Le titre du film Patrie Divisée fait donc directement référence au « problème » du Sahara Occidental : pour les Sahraouis il y a d’un côté un territoire occupé et colonisé par le Maroc depuis 1975 et de l’autre les camps de réfugiés et l’exil pour le reste de sa population qui ne peut retourner sur la terre mère, avec une génération qui est née, a grandi et vit dans ces camps. Les jeunes de l’école de cinéma font partie de cette deuxième catégorie et c’est ce qu’ils tenaient à mettre en avant lors la présentation de leur film : « nous avons voulu réaliser ce film pour montrer à l’opinion publique qu’il y a des jeunes qui sont nés ici dans les camps et que malgré les difficultés, ils ont démontré leurs capacités à pouvoir produire un long métrage à cent pour cent sahraoui. »
Outre les étudiants de l’école, le film a impliqué la population locale à divers niveaux notamment dans les différents rôles disponibles pour le film, les camps de disposant pas d’une école de formation d’acteurs. On ne peut pas tout avoir.
Bien que le manque de professionnalisme des acteurs soit perceptible, l’essentiel pour l’objectif du film est ailleurs : le message que porte Patrie Divisée ne pouvait être transmis uniquement par des habitants des camps, vivant cette condition de réfugiés et cette connaissance de la culture sahraouie si spécifique. L’autre aspect important pour ce film est qu’il est entièrement tourné en Hassanya, dialecte arabe distinct parlé par les Sahraouis.
Si le film peut paraître quelque peu amateur et rencontrerait des difficultés à être sélectionné dans d’autres festivals, il crée cependant un genre local nouveau, dans lequel la jeunesse sahraouie se reconnaît. Le public, lui aussi très jeune, a répondu de manière positive durant la projection et a plutôt bien reçu le film à en croire les réactions. Riant, applaudissant, chantant des slogans patriotiques et semblant se reconnaître dans les questions portées par le film : exil, division, condition de réfugiés, valeurs familiales, solidarité et relations amoureuses.

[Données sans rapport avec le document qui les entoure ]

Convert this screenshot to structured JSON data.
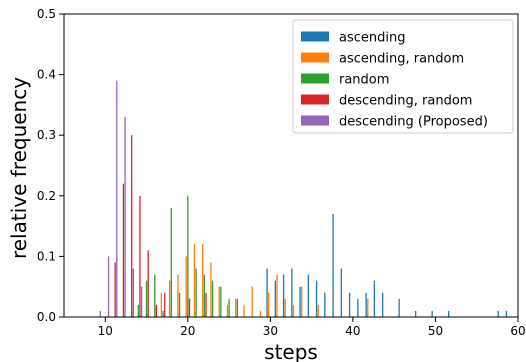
{
  "chart_data": {
    "type": "bar",
    "xlabel": "steps",
    "ylabel": "relative frequency",
    "xlim": [
      5,
      60
    ],
    "ylim": [
      0,
      0.5
    ],
    "xticks": [
      "10",
      "20",
      "30",
      "40",
      "50",
      "60"
    ],
    "yticks": [
      "0.0",
      "0.1",
      "0.2",
      "0.3",
      "0.4",
      "0.5"
    ],
    "legend_position": "top-right",
    "series": [
      {
        "name": "ascending",
        "color": "#1f77b4",
        "x": [
          30,
          31,
          32,
          33,
          34,
          35,
          36,
          37,
          38,
          39,
          40,
          41,
          42,
          43,
          44,
          46,
          48,
          50,
          52,
          58,
          59
        ],
        "values": [
          0.08,
          0.06,
          0.07,
          0.08,
          0.05,
          0.07,
          0.06,
          0.04,
          0.17,
          0.08,
          0.04,
          0.03,
          0.04,
          0.06,
          0.04,
          0.03,
          0.01,
          0.01,
          0.01,
          0.01,
          0.01
        ]
      },
      {
        "name": "ascending, random",
        "color": "#ff7f0e",
        "x": [
          17,
          18,
          19,
          20,
          21,
          22,
          23,
          24,
          25,
          26,
          27,
          28,
          29,
          30,
          31,
          32,
          33,
          34,
          36,
          42
        ],
        "values": [
          0.04,
          0.06,
          0.07,
          0.1,
          0.12,
          0.12,
          0.09,
          0.05,
          0.02,
          0.03,
          0.02,
          0.05,
          0.01,
          0.04,
          0.07,
          0.03,
          0.02,
          0.05,
          0.02,
          0.03
        ]
      },
      {
        "name": "random",
        "color": "#2ca02c",
        "x": [
          14,
          15,
          16,
          17,
          18,
          19,
          20,
          21,
          22,
          23,
          24,
          25,
          26
        ],
        "values": [
          0.02,
          0.06,
          0.07,
          0.01,
          0.18,
          0.04,
          0.2,
          0.08,
          0.07,
          0.06,
          0.05,
          0.03,
          0.03
        ]
      },
      {
        "name": "descending, random",
        "color": "#d62728",
        "x": [
          11,
          12,
          13,
          14,
          15,
          16,
          17,
          20,
          22
        ],
        "values": [
          0.09,
          0.22,
          0.3,
          0.2,
          0.11,
          0.02,
          0.04,
          0.03,
          0.04
        ]
      },
      {
        "name": "descending (Proposed)",
        "color": "#9467bd",
        "x": [
          9,
          10,
          11,
          12,
          13,
          14
        ],
        "values": [
          0.01,
          0.1,
          0.39,
          0.33,
          0.08,
          0.05
        ]
      }
    ]
  }
}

Les héros du film sont des jeunes touchés par ces questions multiples et représentant l’avenir de cette population qui porte l’espoir d’un retour vers la terre mère. Cette terre de leurs parents, que toute une jeunesse née et ayant vécu toute leur vie dans les camps n’a connue qu’à travers les récits des anciens, les livres d’histoire ou l’actualité qui leur parvient de l’autre coté à travers leur famille et les réseaux sociaux. Un autre côté divisé par un mur de sable, autre symbole de division présent dans le film. Appelé « mur de la honte » par les Sahraouis et « mur de sécurité » par les marocains, ce mur long de 2720 km fut érigé entre 1980 et 1987 par le Maroc afin de séparer la zone contrôlée par ses autorités de celle contrôlée par le Front Polisario.
Certains étudiants de l’école mènent d’ailleurs une campagne de dénonciation contre le mur et sont membres d’un groupe indépendant nommé « cris contre le mur », également présent lors du festival et protagoniste dans le film, qui organise chaque mois une manifestation face à ce mur au terrain miné en réclamant sa démolition. La fiction rejoignant la réalité, à travers le film comme dans la vie la dénonciation de ce mur est donc centrale pour eux car il représente le symbole principal de cette division : « Malgré le fait que la société sahraouie n’existe pas dans l’univers du 7ème art, nous voulons à travers ce film montrer que le peuple sahraoui connaît l’importance qu’occupe le cinéma, l’importance qu’occupe l’art pour diffuser notre cause et la transmettre au reste du monde. Le cinéma peut être un outil pour arriver à notre indépendance ».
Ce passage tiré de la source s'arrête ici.